Sulzer bringt Medmix am 30. September an die Börse

Winterthur (awp) - Der Industriekonzern Sulzer will Medmix noch in diesem Monat an die Börse bringen. Der erste Handelstag sei voraussichtlich der 30. September, teilte das Unternehmen am Montag mit. Zuvor muss noch eine ausserordentliche Generalversammlung den Abspaltungsplänen zustimmen.

Sulzer hatte Ende Mai angekündigt, die Division Applicator Systems (APS) abzuspalten und als eigenständiges Unternehmen unter dem neuen Namen Medmix Ende des dritten oder zu Beginn des vierten Quartals 2021 an der Börse kotieren zu wollen.

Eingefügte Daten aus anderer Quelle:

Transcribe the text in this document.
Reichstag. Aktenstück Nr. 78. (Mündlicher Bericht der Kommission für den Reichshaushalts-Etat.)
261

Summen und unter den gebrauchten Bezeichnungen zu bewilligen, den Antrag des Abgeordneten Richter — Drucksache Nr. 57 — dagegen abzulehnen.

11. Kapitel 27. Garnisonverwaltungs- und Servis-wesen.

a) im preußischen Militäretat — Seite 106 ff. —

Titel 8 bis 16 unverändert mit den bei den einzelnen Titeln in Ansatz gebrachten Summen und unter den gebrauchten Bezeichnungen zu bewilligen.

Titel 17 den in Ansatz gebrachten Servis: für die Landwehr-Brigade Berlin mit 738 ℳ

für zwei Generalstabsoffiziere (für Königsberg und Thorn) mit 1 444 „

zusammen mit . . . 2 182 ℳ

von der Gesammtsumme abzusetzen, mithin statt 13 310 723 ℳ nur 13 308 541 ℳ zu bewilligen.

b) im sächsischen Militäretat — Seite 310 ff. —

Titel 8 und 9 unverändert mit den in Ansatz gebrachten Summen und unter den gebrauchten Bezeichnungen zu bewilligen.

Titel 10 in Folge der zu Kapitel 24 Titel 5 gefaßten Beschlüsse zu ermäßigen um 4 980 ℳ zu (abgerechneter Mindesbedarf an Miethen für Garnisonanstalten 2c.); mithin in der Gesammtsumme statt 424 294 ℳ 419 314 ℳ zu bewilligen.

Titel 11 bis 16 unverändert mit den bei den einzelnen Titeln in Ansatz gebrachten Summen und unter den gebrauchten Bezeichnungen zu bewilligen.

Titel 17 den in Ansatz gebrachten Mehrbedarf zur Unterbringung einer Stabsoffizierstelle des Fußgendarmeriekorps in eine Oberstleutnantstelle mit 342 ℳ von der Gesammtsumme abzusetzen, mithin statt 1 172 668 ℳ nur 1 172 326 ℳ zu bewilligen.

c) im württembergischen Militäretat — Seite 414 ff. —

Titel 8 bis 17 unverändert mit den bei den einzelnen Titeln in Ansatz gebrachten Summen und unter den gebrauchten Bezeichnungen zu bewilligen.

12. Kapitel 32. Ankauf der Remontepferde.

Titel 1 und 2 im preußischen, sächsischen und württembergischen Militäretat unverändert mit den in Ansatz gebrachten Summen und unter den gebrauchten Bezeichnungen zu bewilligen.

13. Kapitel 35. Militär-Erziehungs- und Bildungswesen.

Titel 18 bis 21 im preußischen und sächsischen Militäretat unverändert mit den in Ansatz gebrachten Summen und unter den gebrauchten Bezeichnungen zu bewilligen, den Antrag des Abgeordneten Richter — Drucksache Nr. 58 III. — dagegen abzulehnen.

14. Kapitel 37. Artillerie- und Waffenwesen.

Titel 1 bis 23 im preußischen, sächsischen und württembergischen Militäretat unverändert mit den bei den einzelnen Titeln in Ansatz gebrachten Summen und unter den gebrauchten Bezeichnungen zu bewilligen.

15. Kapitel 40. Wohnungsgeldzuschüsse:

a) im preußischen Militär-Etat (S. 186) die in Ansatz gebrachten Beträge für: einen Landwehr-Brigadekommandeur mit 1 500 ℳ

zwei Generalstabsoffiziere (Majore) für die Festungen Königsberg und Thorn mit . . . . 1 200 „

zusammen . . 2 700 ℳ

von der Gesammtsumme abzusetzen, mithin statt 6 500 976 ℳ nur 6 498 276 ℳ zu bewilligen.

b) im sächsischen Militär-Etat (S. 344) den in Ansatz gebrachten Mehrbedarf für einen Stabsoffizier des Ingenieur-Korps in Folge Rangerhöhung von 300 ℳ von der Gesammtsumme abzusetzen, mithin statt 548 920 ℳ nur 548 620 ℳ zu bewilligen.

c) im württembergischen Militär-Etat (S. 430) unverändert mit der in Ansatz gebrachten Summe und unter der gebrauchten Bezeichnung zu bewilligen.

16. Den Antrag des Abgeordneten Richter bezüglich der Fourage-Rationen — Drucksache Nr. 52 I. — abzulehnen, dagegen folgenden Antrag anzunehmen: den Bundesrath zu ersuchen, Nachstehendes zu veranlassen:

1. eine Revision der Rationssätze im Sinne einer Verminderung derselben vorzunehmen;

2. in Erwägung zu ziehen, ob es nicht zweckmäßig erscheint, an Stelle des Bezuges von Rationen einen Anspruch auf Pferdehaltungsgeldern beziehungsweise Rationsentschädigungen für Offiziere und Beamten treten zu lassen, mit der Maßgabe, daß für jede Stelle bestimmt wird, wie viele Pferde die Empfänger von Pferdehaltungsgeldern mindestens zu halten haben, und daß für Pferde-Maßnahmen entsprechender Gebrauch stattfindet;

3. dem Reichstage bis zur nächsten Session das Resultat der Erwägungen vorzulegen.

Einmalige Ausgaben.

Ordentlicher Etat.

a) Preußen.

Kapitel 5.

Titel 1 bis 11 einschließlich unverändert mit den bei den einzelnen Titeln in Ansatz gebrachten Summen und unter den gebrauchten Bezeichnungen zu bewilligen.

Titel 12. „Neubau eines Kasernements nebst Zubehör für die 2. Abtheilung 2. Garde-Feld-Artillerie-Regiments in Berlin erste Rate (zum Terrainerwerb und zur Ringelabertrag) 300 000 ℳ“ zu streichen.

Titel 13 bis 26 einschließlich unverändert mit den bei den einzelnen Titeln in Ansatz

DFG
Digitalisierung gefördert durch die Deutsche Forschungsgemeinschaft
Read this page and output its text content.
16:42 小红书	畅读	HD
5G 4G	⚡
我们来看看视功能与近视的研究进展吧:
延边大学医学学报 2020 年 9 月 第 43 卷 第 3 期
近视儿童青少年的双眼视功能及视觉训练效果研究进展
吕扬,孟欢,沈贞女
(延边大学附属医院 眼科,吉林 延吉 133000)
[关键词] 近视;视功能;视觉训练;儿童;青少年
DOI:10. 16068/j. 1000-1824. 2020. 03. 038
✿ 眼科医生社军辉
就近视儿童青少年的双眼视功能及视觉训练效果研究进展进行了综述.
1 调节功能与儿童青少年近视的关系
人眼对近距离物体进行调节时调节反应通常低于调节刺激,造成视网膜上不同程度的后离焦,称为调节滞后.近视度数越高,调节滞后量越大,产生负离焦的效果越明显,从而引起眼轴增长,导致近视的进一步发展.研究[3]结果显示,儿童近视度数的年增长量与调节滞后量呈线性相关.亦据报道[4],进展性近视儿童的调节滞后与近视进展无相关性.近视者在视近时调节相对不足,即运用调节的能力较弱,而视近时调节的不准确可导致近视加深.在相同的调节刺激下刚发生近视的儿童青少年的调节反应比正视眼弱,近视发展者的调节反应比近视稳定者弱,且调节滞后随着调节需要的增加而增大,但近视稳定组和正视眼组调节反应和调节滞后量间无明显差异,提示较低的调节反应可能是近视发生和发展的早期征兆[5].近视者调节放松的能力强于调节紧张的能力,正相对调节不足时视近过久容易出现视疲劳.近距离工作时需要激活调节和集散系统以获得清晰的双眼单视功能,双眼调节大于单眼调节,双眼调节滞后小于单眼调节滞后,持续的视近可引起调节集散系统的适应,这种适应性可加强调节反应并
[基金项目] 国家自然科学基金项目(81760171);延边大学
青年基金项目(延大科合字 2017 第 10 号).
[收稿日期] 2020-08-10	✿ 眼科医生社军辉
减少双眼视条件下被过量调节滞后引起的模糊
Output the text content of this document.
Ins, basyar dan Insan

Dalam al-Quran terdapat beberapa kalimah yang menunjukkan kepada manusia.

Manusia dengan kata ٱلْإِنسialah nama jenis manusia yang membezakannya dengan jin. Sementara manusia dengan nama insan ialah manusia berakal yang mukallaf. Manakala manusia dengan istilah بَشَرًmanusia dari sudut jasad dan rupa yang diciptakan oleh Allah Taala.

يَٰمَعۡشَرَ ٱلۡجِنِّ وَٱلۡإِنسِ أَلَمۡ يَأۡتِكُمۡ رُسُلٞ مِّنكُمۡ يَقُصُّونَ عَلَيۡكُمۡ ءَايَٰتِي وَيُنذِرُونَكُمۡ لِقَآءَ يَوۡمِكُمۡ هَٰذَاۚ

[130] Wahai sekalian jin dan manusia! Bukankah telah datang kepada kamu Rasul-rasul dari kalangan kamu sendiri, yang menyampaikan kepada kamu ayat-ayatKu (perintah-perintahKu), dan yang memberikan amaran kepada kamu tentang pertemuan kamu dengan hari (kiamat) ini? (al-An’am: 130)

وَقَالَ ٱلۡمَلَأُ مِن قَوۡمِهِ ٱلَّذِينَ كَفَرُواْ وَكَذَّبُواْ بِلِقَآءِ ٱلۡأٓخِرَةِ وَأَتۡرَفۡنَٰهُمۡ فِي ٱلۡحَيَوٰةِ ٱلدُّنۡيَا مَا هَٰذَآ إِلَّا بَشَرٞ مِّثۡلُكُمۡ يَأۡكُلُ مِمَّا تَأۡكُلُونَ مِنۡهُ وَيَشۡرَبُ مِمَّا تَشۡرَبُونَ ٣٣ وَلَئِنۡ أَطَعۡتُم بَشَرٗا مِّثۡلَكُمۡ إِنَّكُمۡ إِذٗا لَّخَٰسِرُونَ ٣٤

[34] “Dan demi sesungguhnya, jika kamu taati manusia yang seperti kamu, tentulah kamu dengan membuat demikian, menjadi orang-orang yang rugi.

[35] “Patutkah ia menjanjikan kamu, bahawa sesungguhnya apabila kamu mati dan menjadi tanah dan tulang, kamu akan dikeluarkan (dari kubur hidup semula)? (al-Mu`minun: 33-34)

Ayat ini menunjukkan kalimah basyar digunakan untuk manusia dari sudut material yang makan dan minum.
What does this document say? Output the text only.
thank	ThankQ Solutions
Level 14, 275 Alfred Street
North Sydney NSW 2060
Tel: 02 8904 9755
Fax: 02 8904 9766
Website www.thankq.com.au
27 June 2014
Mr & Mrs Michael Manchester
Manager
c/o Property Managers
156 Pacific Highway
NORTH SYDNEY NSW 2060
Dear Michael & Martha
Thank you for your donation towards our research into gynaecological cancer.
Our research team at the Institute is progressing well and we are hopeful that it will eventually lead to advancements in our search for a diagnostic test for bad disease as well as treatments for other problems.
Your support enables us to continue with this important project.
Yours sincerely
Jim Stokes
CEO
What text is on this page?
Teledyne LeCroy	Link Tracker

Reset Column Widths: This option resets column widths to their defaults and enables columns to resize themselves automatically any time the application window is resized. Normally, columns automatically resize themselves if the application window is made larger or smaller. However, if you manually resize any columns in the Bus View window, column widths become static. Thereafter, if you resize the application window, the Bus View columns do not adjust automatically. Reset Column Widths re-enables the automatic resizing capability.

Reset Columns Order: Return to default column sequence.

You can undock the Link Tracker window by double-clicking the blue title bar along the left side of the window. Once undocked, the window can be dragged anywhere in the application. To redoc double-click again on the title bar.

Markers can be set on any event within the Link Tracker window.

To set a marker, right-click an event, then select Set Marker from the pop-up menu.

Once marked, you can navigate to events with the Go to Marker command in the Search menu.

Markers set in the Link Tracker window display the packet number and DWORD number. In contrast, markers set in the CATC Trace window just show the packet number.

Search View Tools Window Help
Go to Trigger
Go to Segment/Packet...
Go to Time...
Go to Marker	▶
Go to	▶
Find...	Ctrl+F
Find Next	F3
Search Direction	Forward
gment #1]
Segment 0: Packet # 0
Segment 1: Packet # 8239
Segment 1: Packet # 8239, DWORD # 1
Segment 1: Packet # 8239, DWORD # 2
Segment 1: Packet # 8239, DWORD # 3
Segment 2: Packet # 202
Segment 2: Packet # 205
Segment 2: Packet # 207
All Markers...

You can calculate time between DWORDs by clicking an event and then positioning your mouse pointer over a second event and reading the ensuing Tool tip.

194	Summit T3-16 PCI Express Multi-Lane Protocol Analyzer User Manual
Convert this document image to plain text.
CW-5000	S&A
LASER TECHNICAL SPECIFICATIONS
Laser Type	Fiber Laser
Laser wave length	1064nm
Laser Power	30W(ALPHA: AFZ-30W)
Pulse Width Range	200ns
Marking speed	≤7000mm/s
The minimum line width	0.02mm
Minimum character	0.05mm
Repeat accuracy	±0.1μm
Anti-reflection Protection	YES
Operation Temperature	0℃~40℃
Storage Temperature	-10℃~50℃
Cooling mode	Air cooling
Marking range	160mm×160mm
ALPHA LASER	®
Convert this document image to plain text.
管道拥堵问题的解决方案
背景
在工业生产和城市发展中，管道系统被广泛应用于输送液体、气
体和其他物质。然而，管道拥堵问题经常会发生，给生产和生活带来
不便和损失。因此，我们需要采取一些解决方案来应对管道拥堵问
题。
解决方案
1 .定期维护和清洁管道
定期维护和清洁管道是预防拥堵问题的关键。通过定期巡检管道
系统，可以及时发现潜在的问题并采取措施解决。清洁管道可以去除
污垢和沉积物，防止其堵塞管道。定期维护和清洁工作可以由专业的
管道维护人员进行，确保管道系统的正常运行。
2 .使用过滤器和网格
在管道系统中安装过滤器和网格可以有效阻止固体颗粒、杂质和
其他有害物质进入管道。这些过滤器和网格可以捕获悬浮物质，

Die Abspaltung erfolgt über einen Aktiensplit, das heisst jeder Aktionär erhält je Sulzer-Aktie zusätzlich eine Medmix-Aktie.

Wie bereits bekannt, ist gleichzeitig eine Kapitalerhöhung von 200 bis 300 Millionen Franken geplant. Neue Aktien sollen aus dem genehmigten Kapital des Unternehmens begeben werden. Den bestehenden Sulzer-Aktionären wird dabei kein Zeichnungsrecht eingeräumt, wodurch sich der Anteil des von Viktor Vekselberg gehaltenen Hauptaktionärs Tiwel verwässern wird. Vekselberg unterstützt die Pläne.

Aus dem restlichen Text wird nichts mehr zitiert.